IA, EUROPE ET DROITS FONDAMENTAUX EN PÉRIL ?
L’intelligence artificielle, fascinante mais potentiellement nuisible, s’inscrit dans la longue tradition des technologies inquiétantes depuis la Révolution industrielle. Les régulations européennes peineraient à protéger les droits fondamentaux, et l’autorégulation des entreprises resterait insuffisante.
Éducation, emploi, prestations sociales… tout y passe
La Commission européenne, en retardant la supervision des systèmes d’IA « à haut risque » « sous la pression de Berlin, de Washington et des géants de la tech », nous rappelle une habitude bien ancrée : attendre patiemment que des normes parfaitement claires apparaissent, comme si le simple passage du temps pouvait résoudre par magie des problèmes éthiques et sociaux. Pendant ce temps, l’autorégulation des fournisseurs d’IA, brandie comme un argument rassurant, reste limitée. En fait, ces outils évaluent des compétences, mesurent des capacités et décident de prestations sociales, et malgré toutes leurs promesses d’objectivité, ils risquent de se prendre les circuits dans les droits fondamentaux des citoyens.
Depuis la Révolution industrielle, chaque nouvelle technologie suscite un curieux mélange de fascination et d’inquiétude. La machine à vapeur, l’électricité, le téléphone, l’informatique… toutes ont été accueillies avec un enthousiasme débordant pour leur potentiel à transformer la vie quotidienne, mais aussi avec une bonne dose de sueur froide face aux bouleversements sociaux et économiques qu’elles pouvaient engendrer. Aujourd’hui, l’intelligence artificielle s’inscrit dans cette longue tradition : prometteuse, séduisante, mais capable de chambouler l’éducation, l’emploi, l’asile, et pourquoi pas, nos droits fondamentaux avec la délicatesse d’un bulldozer numérique.

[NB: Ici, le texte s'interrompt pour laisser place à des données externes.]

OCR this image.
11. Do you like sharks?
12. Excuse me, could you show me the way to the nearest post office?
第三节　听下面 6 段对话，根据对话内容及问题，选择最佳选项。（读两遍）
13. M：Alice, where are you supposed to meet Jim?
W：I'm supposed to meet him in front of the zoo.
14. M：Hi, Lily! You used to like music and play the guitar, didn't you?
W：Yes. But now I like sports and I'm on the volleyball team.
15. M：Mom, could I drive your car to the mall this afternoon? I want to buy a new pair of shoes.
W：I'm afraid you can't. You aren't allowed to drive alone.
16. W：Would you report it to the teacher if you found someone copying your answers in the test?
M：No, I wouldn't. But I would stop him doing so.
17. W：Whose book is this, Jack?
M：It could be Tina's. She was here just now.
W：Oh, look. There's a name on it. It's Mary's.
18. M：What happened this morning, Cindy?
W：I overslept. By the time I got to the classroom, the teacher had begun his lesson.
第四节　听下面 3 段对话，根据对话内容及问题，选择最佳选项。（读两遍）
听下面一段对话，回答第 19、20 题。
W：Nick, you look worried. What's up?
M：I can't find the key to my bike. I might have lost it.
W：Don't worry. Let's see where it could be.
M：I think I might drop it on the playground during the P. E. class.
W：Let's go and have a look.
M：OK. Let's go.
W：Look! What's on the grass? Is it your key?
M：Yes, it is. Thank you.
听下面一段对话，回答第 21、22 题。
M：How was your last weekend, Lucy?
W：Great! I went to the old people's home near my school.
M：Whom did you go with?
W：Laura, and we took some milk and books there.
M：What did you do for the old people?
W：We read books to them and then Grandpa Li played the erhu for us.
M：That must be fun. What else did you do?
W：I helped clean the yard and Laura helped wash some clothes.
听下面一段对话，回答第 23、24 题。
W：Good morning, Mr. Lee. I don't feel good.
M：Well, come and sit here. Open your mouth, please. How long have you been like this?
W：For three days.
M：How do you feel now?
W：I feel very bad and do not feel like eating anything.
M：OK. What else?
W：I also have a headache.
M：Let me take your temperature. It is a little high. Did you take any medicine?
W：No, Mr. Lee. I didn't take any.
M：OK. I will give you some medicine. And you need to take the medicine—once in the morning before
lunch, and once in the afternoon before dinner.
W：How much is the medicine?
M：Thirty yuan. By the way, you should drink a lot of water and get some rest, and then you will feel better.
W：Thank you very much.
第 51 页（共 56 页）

Jacques Ellul aurait sans doute froncé les sourcils devant ce spectacle. Pour lui, l’IA aurait été la quintessence de la « technique autonome » : une innovation qui évolue selon sa propre logique interne, indifférente aux considérations morales ou sociales. Elle agit, décide et peut influencer nos vies sans que nous ayons vraiment les moyens de la contrôler et, si l’on est honnête, qui aurait pensé que ça se passerait autrement ?

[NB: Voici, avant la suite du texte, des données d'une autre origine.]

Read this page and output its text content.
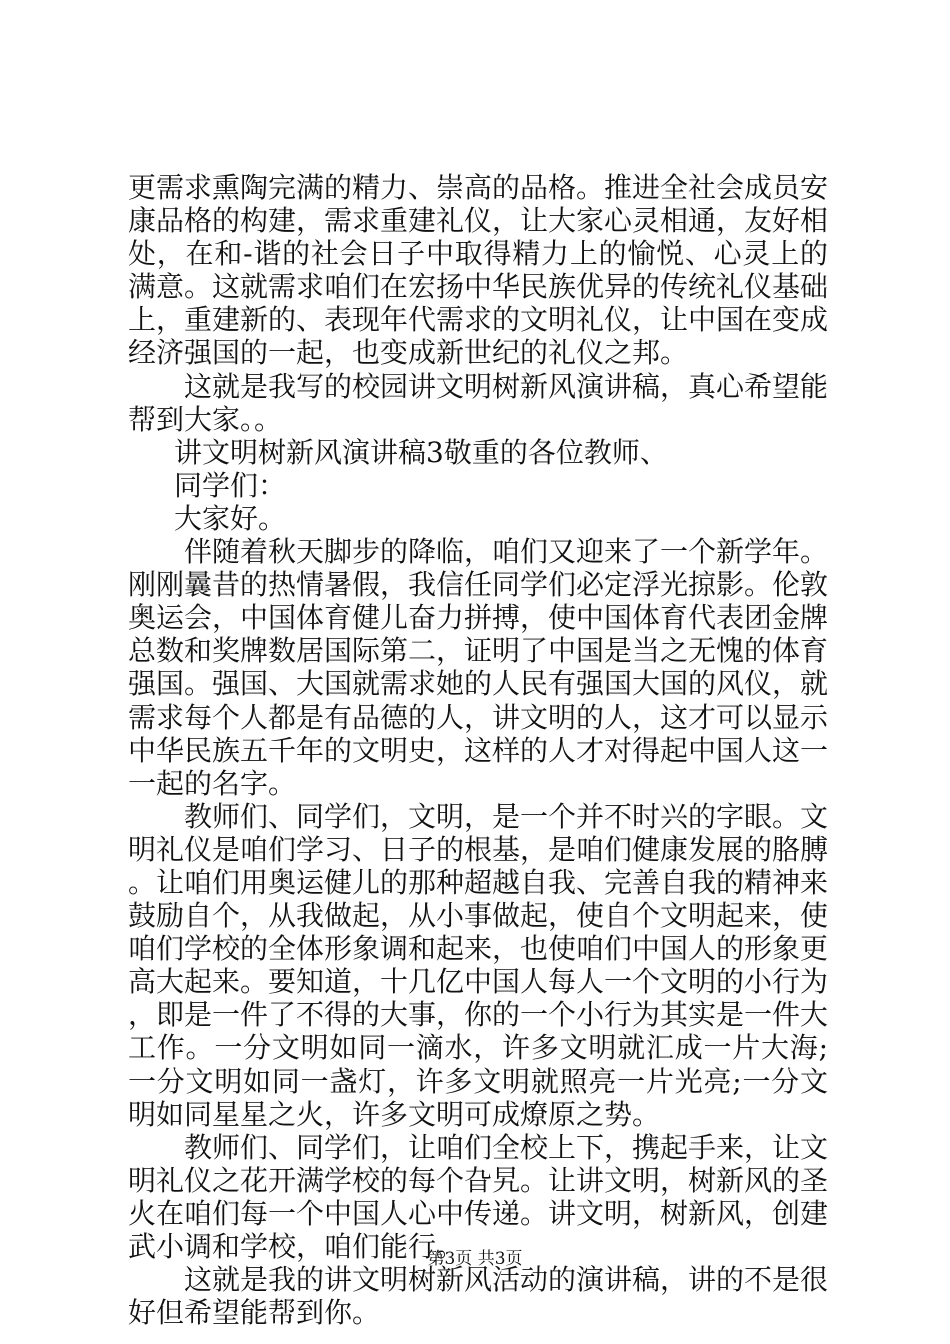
更需求熏陶完满的精力、崇高的品格。推进全社会成员安康品格的构建，需求重建礼仪，让大家心灵相通，友好相处，在和-谐的社会日子中取得精力上的愉悦、心灵上的满意。这就需求咱们在宏扬中华民族优异的传统礼仪基础上，重建新的、表现年代需求的文明礼仪，让中国在变成经济强国的一起，也变成新世纪的礼仪之邦。

这就是我写的校园讲文明树新风演讲稿，真心希望能帮到大家。。

讲文明树新风演讲稿3敬重的各位教师、

同学们：

大家好。

伴随着秋天脚步的降临，咱们又迎来了一个新学年。刚刚曩昔的热情暑假，我信任同学们必定浮光掠影。伦敦奥运会，中国体育健儿奋力拼搏，使中国体育代表团金牌总数和奖牌数居国际第二，证明了中国是当之无愧的体育强国。强国、大国就需求她的人民有强国大国的风仪，就需求每个人都是有品德的人，讲文明的人，这才可以显示中华民族五千年的文明史，这样的人才对得起中国人这一一起的名字。

教师们、同学们，文明，是一个并不时兴的字眼。文明礼仪是咱们学习、日子的根基，是咱们健康发展的胳膊。让咱们用奥运健儿的那种超越自我、完善自我的精神来鼓励自个，从我做起，从小事做起，使自个文明起来，使咱们学校的全体形象调和起来，也使咱们中国人的形象更高大起来。要知道，十几亿中国人每人一个文明的小行为，即是一件了不得的大事，你的一个小行为其实是一件大工作。一分文明如同一滴水，许多文明就汇成一片大海;一分文明如同一盏灯，许多文明就照亮一片光亮;一分文明如同星星之火，许多文明可成燎原之势。

教师们、同学们，让咱们全校上下，携起手来，让文明礼仪之花开满学校的每个旮旯。让讲文明，树新风的圣火在咱们每一个中国人心中传递。讲文明，树新风，创建武小调和学校，咱们能行。

这就是我的讲文明树新风活动的演讲稿，讲的不是很好但希望能帮到你。

第3页 共3页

À ce titre, si les machines industrielles de jadis pouvaient exploiter la main-d’œuvre ou accentuer les inégalités, les systèmes d’IA seraient susceptibles d’amplifier les biais sociaux, violer la vie privée et compliquer l’accès aux services essentiels. Et c’est pourquoi l’Agence européenne des droits fondamentaux (FRA) a tiré la sonnette d’alarme : les réglementations peinent à encadrer ces technologies, et les entreprises elles-mêmes semblent parfois perdues face aux conséquences de leurs propres créations (FRA, 2025). Autrement dit, la technique avance plus vite que notre sagesse collective, et personne n’a pensé à nous fournir un manuel d’instructions pour suivre le rythme. Donc, rien de nouveau sous le soleil technologique.
Pour sa part, Umberto Eco aurait probablement souri de ce mélange d’angoisse et de fascination : l’IA, avec ses verdicts froids et apparemment rationnels, créerait une tension presque dramatique. Nous voilà à la fois admiratifs et inquiets, plongés dans un récit où la machine semble écrire notre destinée avec un petit sourire ironique, comme si elle savourait notre perplexité.
En somme, l’IA poursuit le cycle classique des innovations technologiques : fascinante, inquiétante et souvent plus rapide que notre capacité à en réguler les effets. La société doit jongler entre progrès technique et protection des droits fondamentaux, tout en essayant de conserver un regard critique face à la logique parfois implacable de la technique. Après tout, si l’histoire nous apprend quelque chose, c’est que l’optimisme technologique ne dispense jamais de vigilance…. Les deux grandes guerres sont là pour nous le rappeler.